The basic approach is to select a desired output size such that the dimensions are a multiple of the native image dimension size for the model being used. For example, I'll use 1536x512: Three times the width of the Stable Diffusion 1.5 native size.

The workflow is as follows:

  1. Generate a 512x512 starting image C. This is the "center" image.

    Stage 0

  2. Pad C rightwards by 512 pixels, yielding a padded image D.

    Stage 1

  3. Feed D into an inpainting sampling stage. This will fill in the padded area using contextual information from C, without rewriting any of the original image content from C. This will yield an image E.

    Stage 2

  4. Pad E leftwards by 512 pixels, yielding a padded image F.

    Stage 3

  5. Feed F into an inpainting sampling stage. This will fill in the padded area using contextual information from E, without rewriting any of the original image content from E. This will yield an image G.

    Stage 4

  6. Optionally, run G through another sampling step set to resample the entire image at a low denoising value. This can help bring out fine details, and can correct any visible seams between image regions that might have been created by the above steps.

By breaking the generation of the full size image into separate steps, we can apply different prompts to different sections of the image and effectively avoid even the possibility of subject duplication.
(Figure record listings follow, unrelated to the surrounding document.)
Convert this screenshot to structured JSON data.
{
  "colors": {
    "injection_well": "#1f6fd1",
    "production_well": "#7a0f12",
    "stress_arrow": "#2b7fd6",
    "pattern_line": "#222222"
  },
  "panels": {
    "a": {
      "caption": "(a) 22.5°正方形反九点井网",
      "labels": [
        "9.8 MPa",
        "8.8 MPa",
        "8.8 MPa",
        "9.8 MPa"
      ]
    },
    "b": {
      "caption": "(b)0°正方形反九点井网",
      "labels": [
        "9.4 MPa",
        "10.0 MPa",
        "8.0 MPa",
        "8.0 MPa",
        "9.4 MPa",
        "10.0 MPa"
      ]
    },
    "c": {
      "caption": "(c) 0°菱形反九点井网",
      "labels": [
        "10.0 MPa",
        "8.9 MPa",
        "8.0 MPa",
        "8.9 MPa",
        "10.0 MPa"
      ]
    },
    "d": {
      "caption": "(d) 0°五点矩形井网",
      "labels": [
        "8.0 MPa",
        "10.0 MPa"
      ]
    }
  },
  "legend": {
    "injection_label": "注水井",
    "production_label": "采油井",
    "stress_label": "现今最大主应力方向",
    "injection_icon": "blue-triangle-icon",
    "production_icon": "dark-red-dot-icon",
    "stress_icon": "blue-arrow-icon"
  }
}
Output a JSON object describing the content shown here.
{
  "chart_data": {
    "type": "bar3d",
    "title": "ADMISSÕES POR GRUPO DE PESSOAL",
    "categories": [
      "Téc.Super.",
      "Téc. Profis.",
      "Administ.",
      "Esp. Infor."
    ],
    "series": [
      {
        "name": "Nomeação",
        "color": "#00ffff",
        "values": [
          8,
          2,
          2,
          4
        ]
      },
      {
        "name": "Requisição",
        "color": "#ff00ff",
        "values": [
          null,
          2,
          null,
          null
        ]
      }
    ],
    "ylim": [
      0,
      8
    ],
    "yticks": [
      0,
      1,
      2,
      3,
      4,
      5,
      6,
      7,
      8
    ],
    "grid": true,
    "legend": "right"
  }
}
For example, let's try this prompt again:

woman sitting in office, spain, business suit, sharp focus, fine detail

We'll use this prompt for the center image, but we'll adjust the prompt for the left and right images:

office, spain, sharp focus, fine detail

We magically obtain the following image:

Image 4


I've included a ComfyUI workflow that implements the above steps. Execution should be assumed to proceed downwards and rightwards. Execution starts at the top left.

The initial groups of nodes at the top left allow for specifying a base image size, prompts for each image region, and the checkpoints used for image generation. Note that the checkpoint for the center image must be a non-inpainting model, whilst the left and right image checkpoints must be inpainting models. ComfyUI will fail with a nonsensical error at generation time if the wrong kinds of checkpoints are used.

Workflow 0

Execution proceeds to the CenterSample stage which, unsurprisingly, generates the center image:

Workflow 1

Execution then proceeds to the PadRight and RightSample stages, which pad the image rightwards and then produce the rightmost image, respectively:

Workflow 2

Execution then proceeds to the PadLeft and LeftSample stages, which pad the image leftwards and then produce the leftmost image, respectively:

Workflow 3

Execution then proceeds to a FinalCleanup stage that runs a ~50% denoising pass over the entire image using a non-inpainting checkpoint. As mentioned, this can fine-tune details in the image, and eliminate any potential visual seams. Note that we must use a Set Latent Noise Mask node; the latent image will be arriving from the previous LeftSample stage with a mask that restricts denoising to the region covered by the leftmost image. If we want to denoise the entire image, we must reset this mask to one that covers the entire image.

Workflow 4

The output stage displays the preview images for each step of the process:

Workflow 5